Here is the shader code:
struct BufType
{
float4 value;
};
cbuffer ScreenConstants : register(b0)
{
float2 ScreenDimensions;
float2 Padding;
};
RWStructuredBuffer<BufType> BufferOut : register(u0);
[numthreads(1, 1, 1)]
void Main( uint3 DTid : SV_DispatchThreadID )
{
uint index = DTid.y * ScreenDimensions.x + DTid.x;
float minRe = -2.0f;
float maxRe = 1.0f;
float minIm = -1.2;
float maxIm = minIm + ( maxRe - minRe ) * ScreenDimensions.y / ScreenDimensions.x;
float reFactor = (maxRe - minRe ) / (ScreenDimensions.x - 1.0f);
float imFactor = (maxIm - minIm ) / (ScreenDimensions.y - 1.0f);
float cim = maxIm - DTid.y * imFactor;
uint maxIterations = 30;
float cre = minRe + DTid.x * reFactor;
float zre = cre;
float zim = cim;
bool isInside = true;
uint iterationsRun = 0;
for( uint n = 0; n < maxIterations; ++n )
{
float zre2 = zre * zre;
float zim2 = zim * zim;
if ( zre2 + zim2 > 4.0f )
{
isInside = false;
iterationsRun = n;
}
zim = 2 * zre * zim + cim;
zre = zre2 - zim2 + cre;
}
if ( isInside )
{
BufferOut[index].value = float4(1.0f,0.0f,0.0f,1.0f);
}
}
The code actually produces in a sense the correct result ( 2D Mandelbrot set ) but it seems somehow only the alpha value is touched and nothing else is written, although the pixels inside the set should be colored red... ( the image is black & white )

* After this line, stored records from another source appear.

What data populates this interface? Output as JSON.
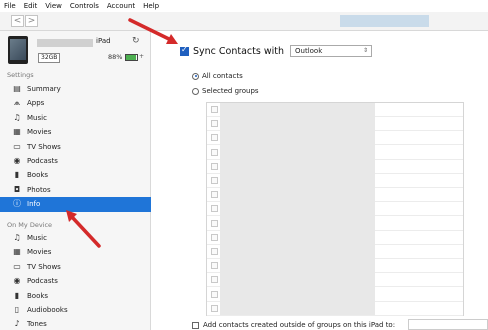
{
  "menu": [
    "File",
    "Edit",
    "View",
    "Controls",
    "Account",
    "Help"
  ],
  "toolbar": {
    "back": "<",
    "forward": ">"
  },
  "device": {
    "name": "iPad",
    "capacity": "32GB",
    "battery": "88%",
    "battery_level": 0.88
  },
  "sidebar": {
    "settings_header": "Settings",
    "settings_items": [
      {
        "label": "Summary",
        "icon": "summary-icon",
        "glyph": "▤"
      },
      {
        "label": "Apps",
        "icon": "apps-icon",
        "glyph": "⩕"
      },
      {
        "label": "Music",
        "icon": "music-icon",
        "glyph": "♫"
      },
      {
        "label": "Movies",
        "icon": "movies-icon",
        "glyph": "▦"
      },
      {
        "label": "TV Shows",
        "icon": "tv-icon",
        "glyph": "▭"
      },
      {
        "label": "Podcasts",
        "icon": "podcast-icon",
        "glyph": "◉"
      },
      {
        "label": "Books",
        "icon": "books-icon",
        "glyph": "▮"
      },
      {
        "label": "Photos",
        "icon": "camera-icon",
        "glyph": "◘"
      },
      {
        "label": "Info",
        "icon": "info-icon",
        "glyph": "ⓘ",
        "active": true
      }
    ],
    "ondevice_header": "On My Device",
    "ondevice_items": [
      {
        "label": "Music",
        "icon": "music-icon",
        "glyph": "♫"
      },
      {
        "label": "Movies",
        "icon": "movies-icon",
        "glyph": "▦"
      },
      {
        "label": "TV Shows",
        "icon": "tv-icon",
        "glyph": "▭"
      },
      {
        "label": "Podcasts",
        "icon": "podcast-icon",
        "glyph": "◉"
      },
      {
        "label": "Books",
        "icon": "books-icon",
        "glyph": "▮"
      },
      {
        "label": "Audiobooks",
        "icon": "audiobook-icon",
        "glyph": "▯"
      },
      {
        "label": "Tones",
        "icon": "bell-icon",
        "glyph": "♪"
      }
    ]
  },
  "main": {
    "sync_label": "Sync Contacts with",
    "sync_source": "Outlook",
    "sync_checked": true,
    "all_contacts": "All contacts",
    "selected_groups": "Selected groups",
    "add_contacts_label": "Add contacts created outside of groups on this iPad to:"
  },
  "colors": {
    "accent": "#1f75d8",
    "arrow": "#d42a2a"
  }
}
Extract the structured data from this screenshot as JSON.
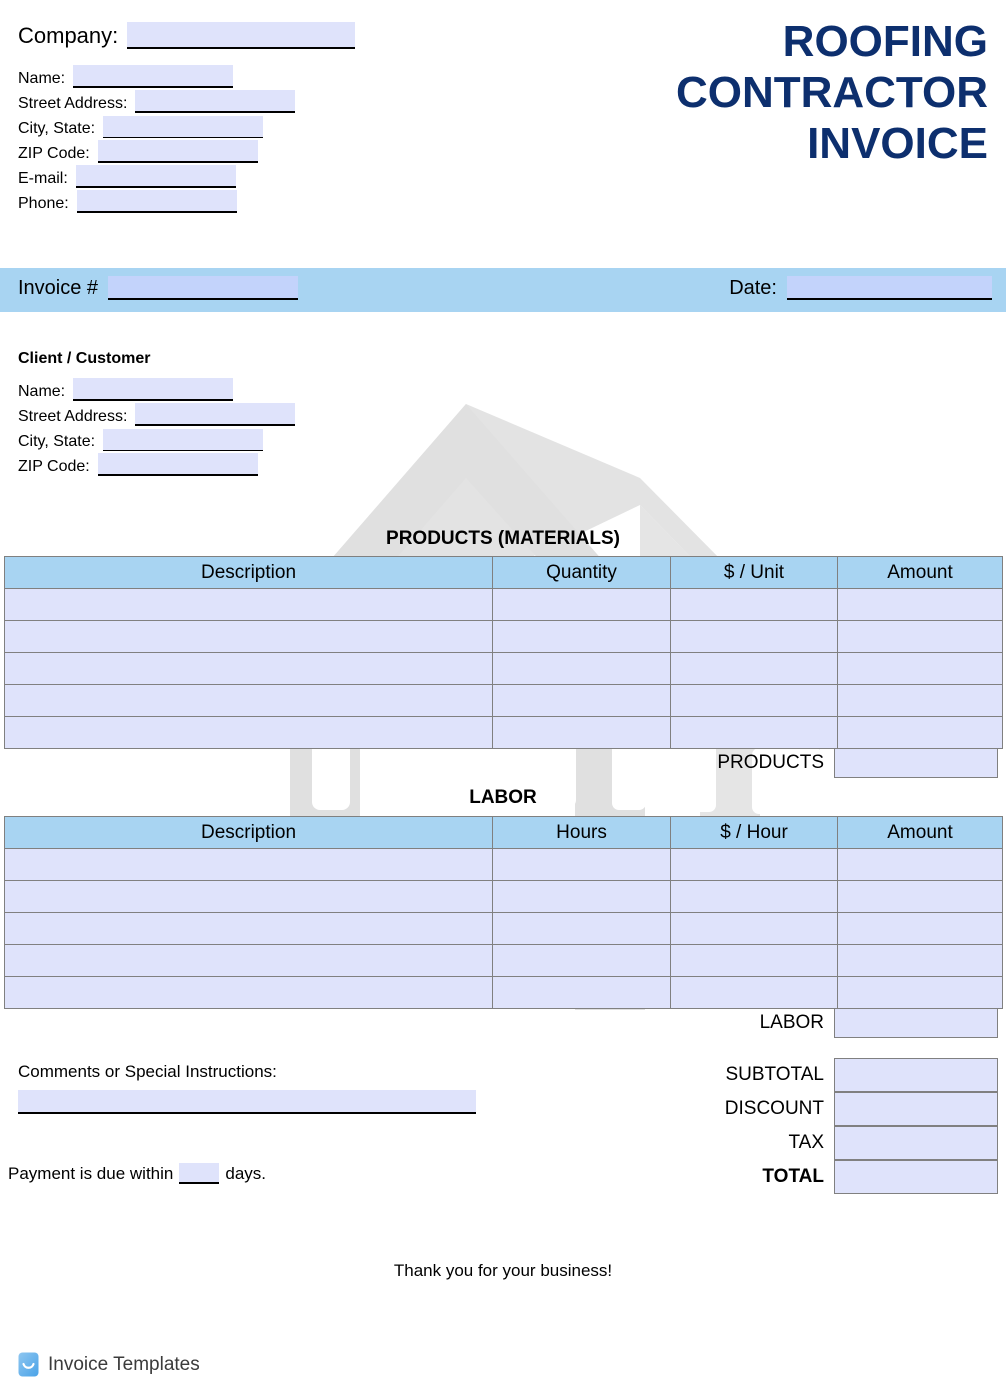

Anybody has a clue what's going on here ?
After some fiddling around i found the problem.
I have not found any documentation from MS mentioning this, so it could also be a Nvidia
specific driver issue.
Apparently you are only allowed to write ONCE per Compute Shader Invocation to the same element in a RWSructuredBuffer. And you also HAVE to write ONCE.
I changed the code to accumulate the correct color in a local variable, and write it now only once at the end of the shader.
Everything works perfectly now in that way.
I'm not sure but, shouldn't it be for BufferOut decl:
RWStructuredBuffer<BufType> BufferOut : register(u0);
instead of :
RWStructuredBuffer BufferOut : register(u0);
If you are only using a float4 write target, why not use just:
RWBuffer<float4> BufferOut : register (u0);
Maybe this could help.
After playing around today again, i ran into the same problem once again.
The following code produced all white output:
[numthreads(1, 1, 1)]
void Main( uint3 dispatchId : SV_DispatchThreadID )
{
float4 color = float4(1.0f,0.0f,0.0f,1.0f);
WriteResult(dispatchId,color);
}
The WriteResult method is a utility method from my hlsl standard library.
Long story short. After i upgraded from Driver version 192 to 195(beta) the problem went away.
Seems like the drivers have some definitive problems in compute shader support left, so beware.
from what ive seen, computer shaders are only useful if you need a more general computational model than the tradition pixel shader, or if you can load data and then share it between threads in fast shared memory. im fairly sure u would get better performance with a pixel shader for the mandelbrot shader.
on my setup (win7, feb 10 dx sdk, gtx480) my compute shaders have a punishing setup time of over 0.2-0.3ms (binding a SRV and a UAV and then calling dispatch()).
if u do a PS implementation please post your experiences.
I have no direct experience with DX compute shaders but...
Why are you setting alpha = 1.0?
IIRC, that makes the pixel 100% transparent, so your inside pixels are transparent red, and show up as whatever color was drawn behind them.
When alpha = 1.0, the RGB components are never used.